Here’s how: As far back as I remember, I filled sketchbooks with picture narratives of animal characters romping at the beach, playing ball, having picnics. No doubt I was inspired by the books our mom read us every day, ones with animal characters – The Wind in the Willows, Dr. Dolittle, Just So Stories and 101 Dalmatians.
By second grade I drew groundhog families living an alternative lifestyle in underground homes where they used cleverly crafted acorn-cap cups and oak leaf plates. When my classmates badgered me for copies, I figured out how to use carbon paper to create more than one at a time. That was also the year I penned – penciled, actually – “The Lonely Easter Bunny”, a rhythmic rhyming poem that I recited for my class.
In sixth grade, my budding concern for social issues showed in my “Ban the Litterbug,” a story about a cop who invented a tool he could aim at litter on the ground, zap and disintegrate it. Then there was the character I named Rhea Barton, “a business woman,” an idea that fascinated me (obvious by how often I refer to her as “a business woman”) as I lived in a suburb full of housewives back then.

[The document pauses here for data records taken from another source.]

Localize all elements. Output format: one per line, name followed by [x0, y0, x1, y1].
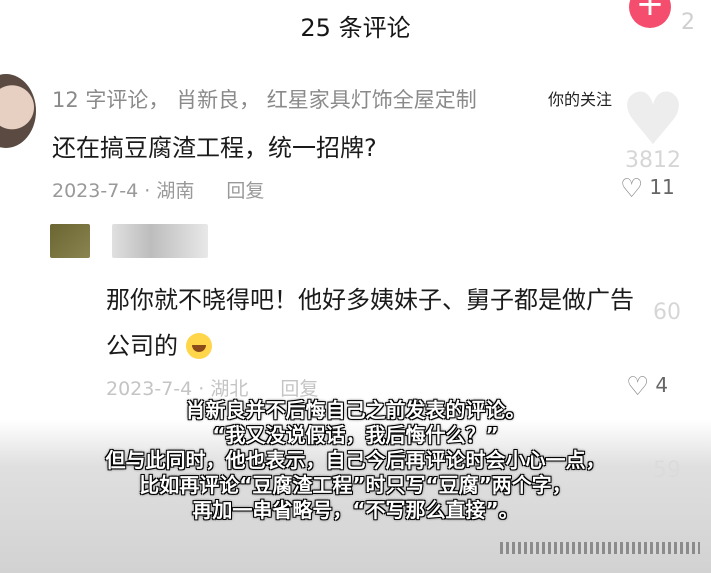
reply-text-line2: 公司的 — [106, 332, 178, 360]
comment-date: 2023-7-4 · 湖南 — [52, 180, 195, 202]
laughing-emoji-icon — [185, 333, 212, 359]
reply-reply-button[interactable]: 回复 — [280, 378, 318, 400]
subtitle-line: “我又没说假话，我后悔什么？” — [212, 423, 499, 447]
reply-like-count: 4 — [655, 373, 669, 397]
subtitles: 肖新良并不后悔自己之前发表的评论。 “我又没说假话，我后悔什么？” 但与此同时，… — [0, 398, 711, 523]
reply-username-blur — [112, 224, 208, 258]
heart-icon: ♡ — [620, 174, 644, 204]
comment-text: 还在搞豆腐渣工程，统一招牌? — [52, 134, 377, 162]
reply-button[interactable]: 回复 — [226, 180, 264, 202]
reply-date-row: 2023-7-4 · 湖北 回复 — [106, 374, 318, 401]
avatar[interactable] — [0, 74, 36, 148]
reply-text-line2-row: 公司的 — [106, 326, 212, 361]
reply-avatar[interactable] — [50, 224, 90, 258]
reply-text-line1: 那你就不晓得吧！他好多姨妹子、舅子都是做广告 — [106, 286, 634, 314]
subtitle-line: 肖新良并不后悔自己之前发表的评论。 — [185, 398, 526, 422]
comment-date-row: 2023-7-4 · 湖南 回复 — [52, 176, 264, 203]
subtitle-line: 比如再评论“豆腐渣工程”时只写“豆腐”两个字， — [139, 473, 572, 497]
side-like-count: 3812 — [625, 148, 681, 173]
like-button[interactable]: ♡ 11 — [620, 174, 675, 204]
subtitle-line: 再加一串省略号，“不写那么直接”。 — [192, 498, 519, 522]
big-heart-icon: ♥ — [620, 77, 686, 161]
like-count: 11 — [649, 175, 675, 199]
corner-count: 2 — [681, 10, 695, 35]
follow-tag: 你的关注 — [548, 90, 613, 109]
comment-meta: 12 字评论， 肖新良， 红星家具灯饰全屋定制 — [52, 88, 477, 112]
subtitle-line: 但与此同时，他也表示，自己今后再评论时会小心一点， — [105, 448, 606, 472]
comment-input-bar[interactable] — [500, 542, 700, 554]
comments-title: 25 条评论 — [300, 14, 411, 42]
reply-date: 2023-7-4 · 湖北 — [106, 378, 249, 400]
side-comment-count: 60 — [653, 300, 681, 325]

My brother still meted out harsh criticism of the fanciful stories I was writing in 7th grade while he was reading the works of Freud and Alan Watts’ books on eastern religions. I plowed on, despite his naysaying.
My high school English teacher invited me into her special Creative Writing class. Those were stressful times when I wrote an existential story that depresses me even now. But as graduation approached I wrote something fun, “The Best for Last”, about a little boy alone all day in an apartment. (I knew no one who lived in apartments and left their kid home alone). Even on his birthday his mom went to work and while she was out he received a series of three mysterious packages: Out of the first one popped the Mumblecrum, a chaotic and disruptive creature. The second contained the obsessive-compulsive Twitchnickety. And the final one — the best for last — was a little boy just like himself who was perfect company. The next year, a friend in art school in New York said she’d illustrate it, and we’d get it published. I never saw her again.
In all these stories, oddballs did extraordinary things in places I only imagined. I wanted to do those things and visit those places and set out to do so.
Now I present “Sylvie Denied,” a coming of age story about someone who goes to all the wrong places and meets all the wrong people as she struggles to find where she fits. She shares a lot in common with me.